A seguro de doença para trabalhadores independentes, todos nós que o somos, sabemos que é essencial. As prestações concedidas pela Segurança Social são muito baixas em caso de incapacidade temporária (embora as contribuições que nos cobram sejam cada vez mais elevadas). Neste post, falamos sobre se o nosso seguro de doença (também conhecido como ILT) deve ou não ter escalas.
Prestação em caso de baixa por doença da Segurança Social
Se todos nós, trabalhadores independentes, que contribuímos com a taxa mínima (ou, a partir de 2023, com os escalões mais baixos da base de incidência contributiva), ficarmos de baixa por doença, ficamos numa situação muito complicada. Ficaríamos surpreendidos se soubéssemos quanto é que vamos ganhar enquanto estivermos de baixa. Com uma base de incidência contributiva de cerca de 1000 euros por mês, mesmo com rendimentos até 2500 euros/mês, podemos compreender que os direitos que temos quando estamos de baixa são realmente reduzidos.
- A taxa mensal situa-se entre 230 e 300 euros/mês.
- Para as baixas por doença até ao 20.º dia, são cobertos 601 PT3T da base de contribuição e, a partir daí, 751 PT3T. Ou seja, um pouco menos de 600 euros para o primeiro mês e um pouco mais de 700 euros para os meses seguintes.
Por outras palavras, se estivermos de baixa por doença prolongada, temos um subvenções públicas muito limitadas que tem de ser pago mensalmente e que tem de ser complementado para fazer face às despesas.
O trabalhadores independentes «de empresas» têm uma situação semelhante: uma base de quotização mínima de 1.000 euros e uma quotização de cerca de 310 euros por mês.

Com ou sem balança?
O principal objetivo das baixas por doença ou do seguro de acidentes de trabalho é complementar esta prestação pública.
Afinal de contas, uma pessoa que está, por exemplo, no habituado a ganhar 1.500-2.000 euros por mês, não consegue subsistir com 700 euros.
Para o efeito, é adoptada esta política, com subsídios que começam nos 900 euros por mês e vão até aos 10.000 euros por mês para os rendimentos mais elevados.
A questão que se coloca é saber qual a opção mais adequada para proteger os trabalhadores independentes:
- Política COM escalas: de modo a que, em função da patologia pela qual o trabalhador independente se encontra de baixa por doença, tenha direito a X dias de indemnização.
- Política SEM balanças: o número de dias pagos é igual ao tempo que a pessoa doente está de baixa.
Qual é a melhor opção de seguro para o TDI?
A verdade é que cada um tem as suas vantagens e desvantagens.
- Seguros COM escalas
- É quase imediatamente pagável: uma vez conhecida a causa da baixa, sabe quantos dias lhe serão pagos.

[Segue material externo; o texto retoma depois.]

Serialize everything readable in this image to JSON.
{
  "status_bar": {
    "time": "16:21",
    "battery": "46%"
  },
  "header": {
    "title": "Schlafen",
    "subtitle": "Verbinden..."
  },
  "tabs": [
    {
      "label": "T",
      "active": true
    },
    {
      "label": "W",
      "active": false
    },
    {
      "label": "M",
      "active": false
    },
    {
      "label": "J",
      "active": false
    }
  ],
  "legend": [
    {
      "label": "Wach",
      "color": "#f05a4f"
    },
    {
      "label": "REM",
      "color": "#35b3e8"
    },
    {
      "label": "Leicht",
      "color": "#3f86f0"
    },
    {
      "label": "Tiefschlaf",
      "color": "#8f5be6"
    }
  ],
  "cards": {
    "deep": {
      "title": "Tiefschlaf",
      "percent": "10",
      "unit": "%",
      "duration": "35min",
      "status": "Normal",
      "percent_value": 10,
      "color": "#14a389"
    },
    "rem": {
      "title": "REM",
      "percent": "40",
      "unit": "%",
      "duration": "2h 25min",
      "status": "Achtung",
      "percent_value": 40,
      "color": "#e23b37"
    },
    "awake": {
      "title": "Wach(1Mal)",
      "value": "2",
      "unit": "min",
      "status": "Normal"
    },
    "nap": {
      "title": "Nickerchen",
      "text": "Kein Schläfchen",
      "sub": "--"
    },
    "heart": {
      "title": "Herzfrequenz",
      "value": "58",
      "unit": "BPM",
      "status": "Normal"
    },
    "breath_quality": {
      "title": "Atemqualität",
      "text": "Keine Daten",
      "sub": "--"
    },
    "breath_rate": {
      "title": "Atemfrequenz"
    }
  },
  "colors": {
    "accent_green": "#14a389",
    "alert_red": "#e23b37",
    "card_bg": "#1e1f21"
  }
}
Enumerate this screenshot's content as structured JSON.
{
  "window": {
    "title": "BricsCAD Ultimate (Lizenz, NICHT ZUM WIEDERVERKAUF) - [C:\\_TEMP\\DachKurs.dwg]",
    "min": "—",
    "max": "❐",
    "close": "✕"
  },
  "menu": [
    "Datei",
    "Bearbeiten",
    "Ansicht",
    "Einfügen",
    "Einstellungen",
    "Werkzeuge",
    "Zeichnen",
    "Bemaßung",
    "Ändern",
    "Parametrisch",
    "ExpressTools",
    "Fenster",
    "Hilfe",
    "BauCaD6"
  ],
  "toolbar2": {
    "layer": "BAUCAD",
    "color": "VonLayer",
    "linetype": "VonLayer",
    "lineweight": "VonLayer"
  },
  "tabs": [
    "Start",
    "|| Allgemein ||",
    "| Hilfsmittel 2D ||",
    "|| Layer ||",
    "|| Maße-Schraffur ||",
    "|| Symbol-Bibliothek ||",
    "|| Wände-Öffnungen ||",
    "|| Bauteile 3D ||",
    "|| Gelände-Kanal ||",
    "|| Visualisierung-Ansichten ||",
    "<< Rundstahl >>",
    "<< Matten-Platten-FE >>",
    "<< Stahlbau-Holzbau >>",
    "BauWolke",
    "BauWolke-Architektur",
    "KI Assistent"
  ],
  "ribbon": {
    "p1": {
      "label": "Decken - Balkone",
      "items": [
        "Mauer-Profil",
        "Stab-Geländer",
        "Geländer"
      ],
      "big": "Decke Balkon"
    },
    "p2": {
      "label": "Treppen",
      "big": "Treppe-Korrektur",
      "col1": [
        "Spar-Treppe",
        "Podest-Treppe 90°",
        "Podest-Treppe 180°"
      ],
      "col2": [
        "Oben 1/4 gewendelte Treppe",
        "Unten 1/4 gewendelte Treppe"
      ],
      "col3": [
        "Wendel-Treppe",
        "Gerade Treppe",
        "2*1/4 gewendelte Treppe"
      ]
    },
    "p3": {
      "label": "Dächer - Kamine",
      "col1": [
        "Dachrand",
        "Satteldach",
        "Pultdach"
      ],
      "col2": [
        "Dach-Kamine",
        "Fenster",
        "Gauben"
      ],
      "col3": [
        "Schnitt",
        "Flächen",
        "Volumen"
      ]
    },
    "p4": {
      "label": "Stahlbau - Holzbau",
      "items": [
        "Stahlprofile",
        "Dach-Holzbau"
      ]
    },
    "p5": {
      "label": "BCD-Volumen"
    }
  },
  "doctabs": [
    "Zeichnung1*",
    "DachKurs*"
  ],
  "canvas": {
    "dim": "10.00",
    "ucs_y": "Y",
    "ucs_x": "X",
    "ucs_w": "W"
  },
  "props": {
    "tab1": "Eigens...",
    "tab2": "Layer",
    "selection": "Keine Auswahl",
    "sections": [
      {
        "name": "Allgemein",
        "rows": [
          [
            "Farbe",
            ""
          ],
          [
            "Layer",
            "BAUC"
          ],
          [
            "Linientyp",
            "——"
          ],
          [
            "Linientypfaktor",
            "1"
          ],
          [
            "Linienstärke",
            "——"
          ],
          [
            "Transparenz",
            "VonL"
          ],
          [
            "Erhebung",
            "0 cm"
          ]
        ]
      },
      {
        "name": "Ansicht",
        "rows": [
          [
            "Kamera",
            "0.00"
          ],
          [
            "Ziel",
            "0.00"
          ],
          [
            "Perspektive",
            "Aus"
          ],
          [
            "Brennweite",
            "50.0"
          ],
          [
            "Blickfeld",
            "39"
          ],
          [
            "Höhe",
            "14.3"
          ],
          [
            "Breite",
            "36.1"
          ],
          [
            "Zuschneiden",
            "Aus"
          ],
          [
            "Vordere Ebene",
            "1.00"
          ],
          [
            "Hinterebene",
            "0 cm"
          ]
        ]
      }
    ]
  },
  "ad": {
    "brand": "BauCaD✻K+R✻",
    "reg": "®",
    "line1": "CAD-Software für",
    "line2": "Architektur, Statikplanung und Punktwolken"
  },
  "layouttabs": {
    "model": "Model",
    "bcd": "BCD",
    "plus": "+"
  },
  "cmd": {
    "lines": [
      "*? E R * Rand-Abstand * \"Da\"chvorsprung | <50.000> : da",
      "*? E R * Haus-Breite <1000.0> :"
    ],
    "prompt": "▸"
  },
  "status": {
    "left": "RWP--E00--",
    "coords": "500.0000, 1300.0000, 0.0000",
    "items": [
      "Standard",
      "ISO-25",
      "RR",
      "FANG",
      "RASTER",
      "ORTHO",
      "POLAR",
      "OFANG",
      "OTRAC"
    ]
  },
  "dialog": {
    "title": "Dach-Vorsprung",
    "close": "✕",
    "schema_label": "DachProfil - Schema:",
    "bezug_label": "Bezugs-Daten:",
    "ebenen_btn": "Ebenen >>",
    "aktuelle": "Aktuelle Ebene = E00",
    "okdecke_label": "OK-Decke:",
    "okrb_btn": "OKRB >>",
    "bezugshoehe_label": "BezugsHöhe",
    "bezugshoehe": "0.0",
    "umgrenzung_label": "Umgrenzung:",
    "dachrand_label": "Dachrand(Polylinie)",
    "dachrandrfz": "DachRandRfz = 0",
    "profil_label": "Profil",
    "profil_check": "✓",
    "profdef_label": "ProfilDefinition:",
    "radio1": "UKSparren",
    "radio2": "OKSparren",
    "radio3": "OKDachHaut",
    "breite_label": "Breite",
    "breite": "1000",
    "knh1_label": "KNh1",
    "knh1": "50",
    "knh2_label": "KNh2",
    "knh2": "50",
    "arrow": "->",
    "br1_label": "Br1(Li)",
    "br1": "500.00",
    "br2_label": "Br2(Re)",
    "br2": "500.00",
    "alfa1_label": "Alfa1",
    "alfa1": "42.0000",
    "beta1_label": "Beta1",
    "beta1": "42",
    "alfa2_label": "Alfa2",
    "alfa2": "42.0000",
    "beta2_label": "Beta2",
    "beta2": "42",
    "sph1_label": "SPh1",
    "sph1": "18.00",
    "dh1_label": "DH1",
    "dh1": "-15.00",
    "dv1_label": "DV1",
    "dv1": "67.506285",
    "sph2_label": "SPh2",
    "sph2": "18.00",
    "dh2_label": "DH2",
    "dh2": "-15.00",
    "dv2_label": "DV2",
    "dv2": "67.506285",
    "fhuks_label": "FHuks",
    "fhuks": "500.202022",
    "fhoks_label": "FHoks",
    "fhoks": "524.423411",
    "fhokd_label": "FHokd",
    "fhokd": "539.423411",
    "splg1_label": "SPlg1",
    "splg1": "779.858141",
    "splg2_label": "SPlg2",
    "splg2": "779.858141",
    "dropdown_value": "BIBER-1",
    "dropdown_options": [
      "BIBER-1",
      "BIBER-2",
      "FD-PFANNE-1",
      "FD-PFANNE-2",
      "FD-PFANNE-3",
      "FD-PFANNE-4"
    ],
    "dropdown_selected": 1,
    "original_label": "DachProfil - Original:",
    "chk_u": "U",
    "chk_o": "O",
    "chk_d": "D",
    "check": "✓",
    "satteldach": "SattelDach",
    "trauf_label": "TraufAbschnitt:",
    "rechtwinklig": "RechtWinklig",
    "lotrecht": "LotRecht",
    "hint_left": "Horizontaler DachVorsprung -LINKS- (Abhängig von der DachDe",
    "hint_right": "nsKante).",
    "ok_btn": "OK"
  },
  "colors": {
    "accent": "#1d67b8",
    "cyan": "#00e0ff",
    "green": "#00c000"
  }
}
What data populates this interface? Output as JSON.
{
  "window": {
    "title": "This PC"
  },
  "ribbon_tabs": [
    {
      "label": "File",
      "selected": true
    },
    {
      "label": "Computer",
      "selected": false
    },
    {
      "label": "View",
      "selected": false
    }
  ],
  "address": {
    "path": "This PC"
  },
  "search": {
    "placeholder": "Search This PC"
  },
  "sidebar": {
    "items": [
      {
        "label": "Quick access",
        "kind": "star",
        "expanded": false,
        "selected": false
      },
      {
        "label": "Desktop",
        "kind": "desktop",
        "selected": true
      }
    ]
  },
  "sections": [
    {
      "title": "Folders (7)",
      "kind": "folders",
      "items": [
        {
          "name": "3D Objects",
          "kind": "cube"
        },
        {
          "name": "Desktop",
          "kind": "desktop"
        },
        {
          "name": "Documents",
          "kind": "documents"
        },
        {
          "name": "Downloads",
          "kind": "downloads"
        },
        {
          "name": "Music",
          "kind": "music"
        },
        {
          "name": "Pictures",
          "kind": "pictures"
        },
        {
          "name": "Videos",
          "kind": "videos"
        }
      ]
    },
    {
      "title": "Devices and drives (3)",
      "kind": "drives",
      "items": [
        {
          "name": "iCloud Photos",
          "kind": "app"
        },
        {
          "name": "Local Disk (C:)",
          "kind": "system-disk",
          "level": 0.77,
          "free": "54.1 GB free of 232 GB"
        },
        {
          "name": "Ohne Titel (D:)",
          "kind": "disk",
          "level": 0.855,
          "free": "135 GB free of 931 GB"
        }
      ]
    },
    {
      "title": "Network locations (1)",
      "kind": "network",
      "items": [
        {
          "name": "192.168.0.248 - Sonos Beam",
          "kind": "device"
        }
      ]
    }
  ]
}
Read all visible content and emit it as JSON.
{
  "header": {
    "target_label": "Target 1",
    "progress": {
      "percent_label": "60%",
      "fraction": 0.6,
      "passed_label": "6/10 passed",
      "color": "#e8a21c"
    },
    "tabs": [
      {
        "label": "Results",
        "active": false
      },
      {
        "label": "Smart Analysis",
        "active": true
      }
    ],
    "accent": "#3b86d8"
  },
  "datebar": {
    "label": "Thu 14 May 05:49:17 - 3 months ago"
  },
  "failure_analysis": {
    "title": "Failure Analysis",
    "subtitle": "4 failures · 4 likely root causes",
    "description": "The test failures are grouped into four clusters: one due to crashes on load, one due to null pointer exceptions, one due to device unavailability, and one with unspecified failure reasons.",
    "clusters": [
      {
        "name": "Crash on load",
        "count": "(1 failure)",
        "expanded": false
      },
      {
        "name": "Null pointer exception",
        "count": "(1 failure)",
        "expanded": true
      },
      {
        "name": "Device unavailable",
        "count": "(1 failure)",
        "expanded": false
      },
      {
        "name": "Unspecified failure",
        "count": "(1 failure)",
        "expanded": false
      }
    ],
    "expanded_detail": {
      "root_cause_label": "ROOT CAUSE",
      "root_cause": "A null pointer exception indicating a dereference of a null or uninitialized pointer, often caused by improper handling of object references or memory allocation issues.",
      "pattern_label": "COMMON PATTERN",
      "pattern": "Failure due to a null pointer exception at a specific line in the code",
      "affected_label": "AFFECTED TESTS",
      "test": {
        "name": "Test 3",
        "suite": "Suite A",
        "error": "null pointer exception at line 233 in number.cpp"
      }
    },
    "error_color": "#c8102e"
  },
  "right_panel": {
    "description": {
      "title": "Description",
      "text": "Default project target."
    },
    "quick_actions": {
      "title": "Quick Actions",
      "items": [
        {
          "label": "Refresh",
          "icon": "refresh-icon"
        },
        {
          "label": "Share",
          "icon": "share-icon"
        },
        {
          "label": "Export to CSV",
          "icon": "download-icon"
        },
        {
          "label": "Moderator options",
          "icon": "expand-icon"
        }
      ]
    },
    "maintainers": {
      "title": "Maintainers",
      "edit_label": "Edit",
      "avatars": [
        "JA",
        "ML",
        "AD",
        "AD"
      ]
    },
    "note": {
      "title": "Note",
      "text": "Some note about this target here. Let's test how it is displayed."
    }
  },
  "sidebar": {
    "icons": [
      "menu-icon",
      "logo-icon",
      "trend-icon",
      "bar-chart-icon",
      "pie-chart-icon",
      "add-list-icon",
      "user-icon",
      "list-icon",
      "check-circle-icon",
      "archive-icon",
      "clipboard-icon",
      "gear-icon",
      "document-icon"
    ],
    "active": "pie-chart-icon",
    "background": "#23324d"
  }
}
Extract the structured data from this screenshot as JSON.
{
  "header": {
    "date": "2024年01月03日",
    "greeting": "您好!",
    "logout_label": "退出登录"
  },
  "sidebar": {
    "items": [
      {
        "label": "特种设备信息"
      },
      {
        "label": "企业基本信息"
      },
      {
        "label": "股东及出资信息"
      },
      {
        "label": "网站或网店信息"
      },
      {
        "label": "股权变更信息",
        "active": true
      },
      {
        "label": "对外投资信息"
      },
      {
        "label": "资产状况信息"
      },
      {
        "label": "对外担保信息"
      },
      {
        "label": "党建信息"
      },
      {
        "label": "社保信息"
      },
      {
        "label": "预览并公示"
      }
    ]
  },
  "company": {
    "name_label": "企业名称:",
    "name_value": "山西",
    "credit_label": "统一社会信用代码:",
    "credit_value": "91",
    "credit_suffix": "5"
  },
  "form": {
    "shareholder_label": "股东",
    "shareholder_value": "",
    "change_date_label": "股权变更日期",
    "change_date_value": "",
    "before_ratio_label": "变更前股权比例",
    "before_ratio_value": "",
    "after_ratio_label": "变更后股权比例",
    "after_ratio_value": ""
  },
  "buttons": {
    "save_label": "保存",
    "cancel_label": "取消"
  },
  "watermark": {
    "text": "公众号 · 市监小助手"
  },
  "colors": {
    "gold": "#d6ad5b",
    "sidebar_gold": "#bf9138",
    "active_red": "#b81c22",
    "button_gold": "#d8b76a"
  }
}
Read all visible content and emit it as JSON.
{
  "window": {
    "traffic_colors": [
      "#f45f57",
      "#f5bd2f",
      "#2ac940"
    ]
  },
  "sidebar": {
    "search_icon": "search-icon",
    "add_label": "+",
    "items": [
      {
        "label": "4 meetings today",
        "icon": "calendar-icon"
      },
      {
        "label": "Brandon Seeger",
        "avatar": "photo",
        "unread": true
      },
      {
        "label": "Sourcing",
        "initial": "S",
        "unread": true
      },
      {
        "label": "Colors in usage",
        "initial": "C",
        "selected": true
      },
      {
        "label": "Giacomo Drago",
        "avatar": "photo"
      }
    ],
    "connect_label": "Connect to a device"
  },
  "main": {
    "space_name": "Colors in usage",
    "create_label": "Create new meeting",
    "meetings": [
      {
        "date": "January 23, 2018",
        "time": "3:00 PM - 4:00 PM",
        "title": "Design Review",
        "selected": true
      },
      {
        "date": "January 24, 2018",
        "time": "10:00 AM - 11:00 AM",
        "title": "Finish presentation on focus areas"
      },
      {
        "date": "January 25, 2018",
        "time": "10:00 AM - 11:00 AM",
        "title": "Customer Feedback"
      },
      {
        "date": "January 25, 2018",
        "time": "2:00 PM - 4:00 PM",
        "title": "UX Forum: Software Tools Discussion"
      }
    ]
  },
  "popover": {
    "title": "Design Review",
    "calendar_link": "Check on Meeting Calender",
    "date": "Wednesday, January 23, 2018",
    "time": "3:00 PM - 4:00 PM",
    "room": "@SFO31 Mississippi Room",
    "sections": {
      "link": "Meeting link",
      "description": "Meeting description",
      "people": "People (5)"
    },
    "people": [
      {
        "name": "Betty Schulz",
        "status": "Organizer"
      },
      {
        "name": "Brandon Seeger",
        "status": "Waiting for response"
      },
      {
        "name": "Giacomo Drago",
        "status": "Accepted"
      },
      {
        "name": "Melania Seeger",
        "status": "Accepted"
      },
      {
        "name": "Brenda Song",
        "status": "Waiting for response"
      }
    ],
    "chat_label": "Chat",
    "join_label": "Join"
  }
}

- O trabalhador independente pode inscrever-se quando quiser, sem depender do facto de ser pago ou não, uma vez que o pagamento já foi efectuado (o seguro sem escalas não é assim).
- Não cobre eventuais recaídas ou complicações no processo médico, pelo que pode ficar a descoberto se a sua baixa médica se prolongar para além do período pago pela empresa.
- Normalmente, é mais barata do que uma apólice sem despesas, precisamente porque cobre menos procedimentos; tendem a pagar menos dias.
- Política SEM balanças
- Ao pagar tantos dias quanto o tempo que a pessoa está de baixa, garantimos que não haverá qualquer lacuna na cobertura (é um risco muito grande não o ter).
- Se o trabalhador independente quiser voltar a trabalhar, deve informar a empresa, que deixará de pagar o subsídio.
Por isso, depende do que cada pessoa está à procura. Para nós, Grupo PIB Ibéria, estes são os melhor seguro de doença.
Não hesite e contacte-nos para desfrutar tarifas exclusivas a nível nacional. O seguro de baixa por doença mais económico para os trabalhadores independentes.